Similar councils are being launched by Chavez's leftist ally in Nicaragua, Daniel Ortega. Saying they are nothing but a Sandinista Party power-grab, several opposition parties have announced plans to strike down the law that created them.
But, as illustrated by the discussion in that Caracas council meeting, using the populace to promote an ideology won't be that simple. Indeed, many council members say the government fears them, and complain that it hasn't ceded enough control to them.
"The president has been too shy with regard to the Community Councils," said Felipe Perez, an economist at the IESA business school here and member of his neighborhood council. "He talks a lot, but he's given very little real power to the councils."
Chavez, a former army colonel who took part in a failed coup in 1992 and was first elected president in 1998, has worked hard to create a new economic bloc of Latin American countries, which includes Cuba, Bolivia, Ecuador and Nicaragua, while excluding the United States and the "evils of capitalism."
He has been a divisive, albeit overall popular, leader, using soaring oil export revenues to provide health and education to the many Venezuelans who had been neglected for decades. But he and his supporters also have attacked independent news media and excluded from public jobs many of those who do not support his policies.
Perceptions about the role of the councils vary so widely that it's not totally clear if they are part of Chavez's efforts to increase the power of his political machine or open it up to new opinions.
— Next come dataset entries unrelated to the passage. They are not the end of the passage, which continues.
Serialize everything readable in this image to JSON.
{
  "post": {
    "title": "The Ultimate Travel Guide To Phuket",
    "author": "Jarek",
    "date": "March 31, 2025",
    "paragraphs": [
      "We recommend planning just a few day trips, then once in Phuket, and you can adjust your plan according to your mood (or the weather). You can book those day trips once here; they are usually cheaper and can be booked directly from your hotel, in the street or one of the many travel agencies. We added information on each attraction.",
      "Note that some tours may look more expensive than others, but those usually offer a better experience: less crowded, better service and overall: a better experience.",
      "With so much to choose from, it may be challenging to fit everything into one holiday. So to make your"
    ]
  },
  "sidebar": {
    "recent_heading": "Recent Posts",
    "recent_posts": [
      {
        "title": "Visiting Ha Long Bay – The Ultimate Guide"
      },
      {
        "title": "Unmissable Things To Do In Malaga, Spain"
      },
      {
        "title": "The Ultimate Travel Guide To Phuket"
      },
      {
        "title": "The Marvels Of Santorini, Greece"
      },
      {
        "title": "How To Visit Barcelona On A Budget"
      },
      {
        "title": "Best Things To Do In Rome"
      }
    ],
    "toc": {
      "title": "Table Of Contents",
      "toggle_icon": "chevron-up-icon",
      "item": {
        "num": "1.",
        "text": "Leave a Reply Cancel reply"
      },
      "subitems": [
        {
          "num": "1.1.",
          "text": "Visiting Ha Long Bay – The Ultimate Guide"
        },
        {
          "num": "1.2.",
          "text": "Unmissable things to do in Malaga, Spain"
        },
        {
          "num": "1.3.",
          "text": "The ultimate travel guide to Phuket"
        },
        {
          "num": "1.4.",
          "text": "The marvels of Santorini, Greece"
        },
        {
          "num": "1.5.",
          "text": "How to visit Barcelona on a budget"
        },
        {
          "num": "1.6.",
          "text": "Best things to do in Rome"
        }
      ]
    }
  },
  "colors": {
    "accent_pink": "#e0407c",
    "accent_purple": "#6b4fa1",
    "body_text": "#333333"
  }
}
So far the councils seem to center on providing people a means to develop and enact projects they believe are useful to their communities.
"This is just neighbor-to-neighbor thing; the state giving power so we can resolve our own problems," said Ana Maria De Arriba, a housewife and treasurer of a Community Council in the eastern Petare neighborhood of Caracas.
De Arriba said her council had used government funds to refurbish three kindergartens and was working to stop motorcycles from using an alley bustling with pedestrians.
Politics can play a role in the discussions, she added. But she insisted that her council had members from political parties and movements both pro and anti-Chavez. Members are elected in town-hall-like meetings open to all the community.
"We have people who are with the government and some who are against it," she said. "The call is to work for the good of the community."
For his part, Perez said his council has 13 members who are against Chavez and two who are in favor, including him. Perez's biggest concern is that the government will not trust the councils enough, fearing it might lose power.
"They say the people lack political education," he said. "But it's the politicians who lack political education."
A top aide to the mayor of Caracas, Anibal Leonidas Lizardo, said the politicians, especially pro-Chavez officials like himself, were supporting the councils' work.
"This is a chance to deepen the revolution," he said. "This is direct democracy."
Problems loom, however. The 23rd of January neighborhood of western Caracas, where Silva and Pacheco debated the merits of personal loans, already has seen complaints about corruption and malfeasance by some council members.
What's more, the power struggle between the political parties, the local politicians and the Community Councils seems to have only begun.
"We don't want any more governments or parties, what we want is community-run governments," said Lizandro Perez, a community leader in the 23rd of January. "In this scenario, the president would have to cede power and be just the spokesperson for the people."